Криста Т. не могла бы утверждать, что не сама выбрала свою роль, ничего подобного она и не утверждала. Напротив, в одном из своих редких писем она, не без иронии, конечно, дала себе определение. Супруга ветеринара в мекленбургском городишке, так она писала, а чтобы приглушить свою растерянность, подпускала долю сомнения: овладею ли я этой премудростью? Каждая околевшая лошадь, каждая отелившаяся корова — это для меня катастрофа.

Но что она имела в виду на самом деле, сегодня так же явствует из следующей фразы, как тогда пряталось в ней. Там было сказано: игра в варианты окончилась. Теперь не может быть и речи о том, чтобы по произволу сменить декорации или вообще не показываться из-за занавеса. Теперь реально существовала цепочка из пяти слов, которую она была вынуждена принять как свое определение.

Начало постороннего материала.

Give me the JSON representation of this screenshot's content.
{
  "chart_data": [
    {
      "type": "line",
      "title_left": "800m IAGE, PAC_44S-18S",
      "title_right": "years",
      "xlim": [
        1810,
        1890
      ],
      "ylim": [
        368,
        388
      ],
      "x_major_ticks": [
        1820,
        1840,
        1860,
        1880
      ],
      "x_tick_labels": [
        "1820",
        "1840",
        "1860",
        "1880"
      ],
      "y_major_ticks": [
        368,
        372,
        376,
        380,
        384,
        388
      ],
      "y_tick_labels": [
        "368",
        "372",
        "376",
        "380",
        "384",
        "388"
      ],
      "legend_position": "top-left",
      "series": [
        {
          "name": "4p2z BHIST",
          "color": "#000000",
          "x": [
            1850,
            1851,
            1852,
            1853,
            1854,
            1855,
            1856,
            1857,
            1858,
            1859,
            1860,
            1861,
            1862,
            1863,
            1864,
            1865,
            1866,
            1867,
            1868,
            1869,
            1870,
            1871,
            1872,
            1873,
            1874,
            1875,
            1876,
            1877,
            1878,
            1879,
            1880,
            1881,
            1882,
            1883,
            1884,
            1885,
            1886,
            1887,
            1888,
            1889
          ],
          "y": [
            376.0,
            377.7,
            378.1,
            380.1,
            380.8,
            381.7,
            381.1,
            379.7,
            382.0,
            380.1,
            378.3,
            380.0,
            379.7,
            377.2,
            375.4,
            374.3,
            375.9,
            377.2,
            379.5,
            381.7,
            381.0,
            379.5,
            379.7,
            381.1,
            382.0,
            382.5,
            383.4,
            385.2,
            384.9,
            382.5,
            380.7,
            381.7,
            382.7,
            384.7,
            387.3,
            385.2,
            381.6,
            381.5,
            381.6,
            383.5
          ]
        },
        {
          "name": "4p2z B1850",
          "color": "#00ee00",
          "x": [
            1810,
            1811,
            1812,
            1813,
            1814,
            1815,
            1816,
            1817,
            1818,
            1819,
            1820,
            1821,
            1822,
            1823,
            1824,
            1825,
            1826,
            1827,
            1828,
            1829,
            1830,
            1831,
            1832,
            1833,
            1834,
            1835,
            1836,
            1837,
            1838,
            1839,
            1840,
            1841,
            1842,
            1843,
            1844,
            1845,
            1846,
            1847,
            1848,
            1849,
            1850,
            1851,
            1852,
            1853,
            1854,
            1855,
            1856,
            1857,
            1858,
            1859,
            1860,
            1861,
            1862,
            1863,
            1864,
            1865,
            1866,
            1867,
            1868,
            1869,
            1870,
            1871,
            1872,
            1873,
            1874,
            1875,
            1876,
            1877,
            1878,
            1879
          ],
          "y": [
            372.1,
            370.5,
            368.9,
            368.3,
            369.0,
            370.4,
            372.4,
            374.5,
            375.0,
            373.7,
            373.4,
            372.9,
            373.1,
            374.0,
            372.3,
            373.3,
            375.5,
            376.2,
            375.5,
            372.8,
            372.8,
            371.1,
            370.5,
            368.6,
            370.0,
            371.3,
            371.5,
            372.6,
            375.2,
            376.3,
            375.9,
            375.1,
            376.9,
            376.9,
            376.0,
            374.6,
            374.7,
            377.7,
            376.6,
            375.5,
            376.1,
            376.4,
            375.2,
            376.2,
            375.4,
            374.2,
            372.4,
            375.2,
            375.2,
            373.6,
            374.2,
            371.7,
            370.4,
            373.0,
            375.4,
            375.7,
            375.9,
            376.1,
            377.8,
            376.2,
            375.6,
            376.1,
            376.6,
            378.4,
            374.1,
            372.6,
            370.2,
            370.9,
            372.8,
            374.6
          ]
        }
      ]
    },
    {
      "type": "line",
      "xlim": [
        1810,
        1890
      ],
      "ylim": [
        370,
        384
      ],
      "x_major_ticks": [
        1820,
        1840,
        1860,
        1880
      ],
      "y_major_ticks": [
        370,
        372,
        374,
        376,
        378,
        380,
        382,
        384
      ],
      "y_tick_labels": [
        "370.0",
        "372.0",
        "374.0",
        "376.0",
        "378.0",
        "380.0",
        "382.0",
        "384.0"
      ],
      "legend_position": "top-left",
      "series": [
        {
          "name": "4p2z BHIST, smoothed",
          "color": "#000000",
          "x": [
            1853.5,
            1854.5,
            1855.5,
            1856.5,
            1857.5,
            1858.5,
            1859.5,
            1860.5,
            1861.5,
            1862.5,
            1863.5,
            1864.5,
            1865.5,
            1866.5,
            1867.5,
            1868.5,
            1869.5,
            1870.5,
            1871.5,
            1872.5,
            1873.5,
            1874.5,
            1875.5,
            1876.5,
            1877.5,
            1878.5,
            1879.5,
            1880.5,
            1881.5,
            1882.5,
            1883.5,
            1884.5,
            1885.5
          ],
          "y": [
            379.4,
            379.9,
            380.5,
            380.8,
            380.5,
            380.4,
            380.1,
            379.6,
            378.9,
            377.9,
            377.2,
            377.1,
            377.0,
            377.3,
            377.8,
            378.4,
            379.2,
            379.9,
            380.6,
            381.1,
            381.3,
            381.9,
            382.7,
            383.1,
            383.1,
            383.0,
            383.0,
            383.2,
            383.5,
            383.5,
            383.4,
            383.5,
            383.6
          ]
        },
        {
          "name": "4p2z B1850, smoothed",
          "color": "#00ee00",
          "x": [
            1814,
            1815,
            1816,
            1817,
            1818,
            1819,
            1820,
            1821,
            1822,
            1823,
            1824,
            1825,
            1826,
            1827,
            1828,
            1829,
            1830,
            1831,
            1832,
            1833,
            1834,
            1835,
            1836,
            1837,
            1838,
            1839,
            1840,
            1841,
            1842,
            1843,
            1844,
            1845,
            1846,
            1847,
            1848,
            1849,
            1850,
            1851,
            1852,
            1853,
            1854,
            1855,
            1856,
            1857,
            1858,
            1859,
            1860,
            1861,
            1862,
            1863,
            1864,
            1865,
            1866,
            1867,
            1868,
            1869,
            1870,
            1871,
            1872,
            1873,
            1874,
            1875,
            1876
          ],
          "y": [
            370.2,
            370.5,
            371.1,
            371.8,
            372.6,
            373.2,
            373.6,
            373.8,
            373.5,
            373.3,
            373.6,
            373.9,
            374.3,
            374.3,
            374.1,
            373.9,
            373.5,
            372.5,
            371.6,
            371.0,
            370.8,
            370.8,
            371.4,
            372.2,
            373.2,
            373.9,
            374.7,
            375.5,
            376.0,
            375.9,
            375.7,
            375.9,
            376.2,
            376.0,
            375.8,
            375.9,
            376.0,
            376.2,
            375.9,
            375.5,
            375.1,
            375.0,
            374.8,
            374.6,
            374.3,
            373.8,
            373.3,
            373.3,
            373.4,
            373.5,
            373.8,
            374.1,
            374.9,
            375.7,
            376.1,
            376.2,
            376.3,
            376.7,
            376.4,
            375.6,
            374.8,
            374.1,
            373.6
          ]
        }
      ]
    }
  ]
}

Именно теперь ей надлежало ответить на вопрос: кем ты хочешь стать? И сказать надлежало следующее: я хочу каждый день рано вставать, чтобы сначала позаботиться о ребенке, затем приготовить завтрак для нас двоих — для Юстуса и для меня; бегая из кухни в комнату и обратно, я хочу слушать, какие он мне дает поручения; я запомню, что надо позвонить окружному ветеринару и где надо искать его, Юстуса, когда позвонят от Ульриха из Грос-Бандикова насчет свиней. Я хочу стоять с кофейником в дверях и без усилий понимать такие слова, как «бруцеллез», «отел» или «коровники, проверенные на палочку Коха», и хотя бы в течение одной секунды я хочу каждое утро удивляться на самое себя, потому что выслушала все эти слова так же, как буду выслушивать их двадцать лет спустя: без удивления. Да, скажу я ему, шприцы простерилизованы, помощница, которая делает прививки свиньям, придет послезавтра. Нет, конечно же, я не отойду от телефона. Тебя всерьез беспокоят Ульриховы свиньи?

Потом я вместе с ним выйду во двор, залезу в машину, пока Юстус прогревает мотор, пока за воротами медленно светает, а здесь, внутри, еще темно и мы с ним одни. У Юстуса уже делается внимательное лицо, то, которое мне больше всего в нем нравится, и я тихо говорю ему: еще минутку, а он смеется и уделяет мне эту минуту. Потом я хочу посмотреть, как он отъезжает, медленно подняться в дом и целый день делать все, что должно быть сделано, по порядку, одно за другим, чтобы моя работа толкала день вперед — как мне порой кажется.

Но день так весом, что надолго двух моих рук не хватает.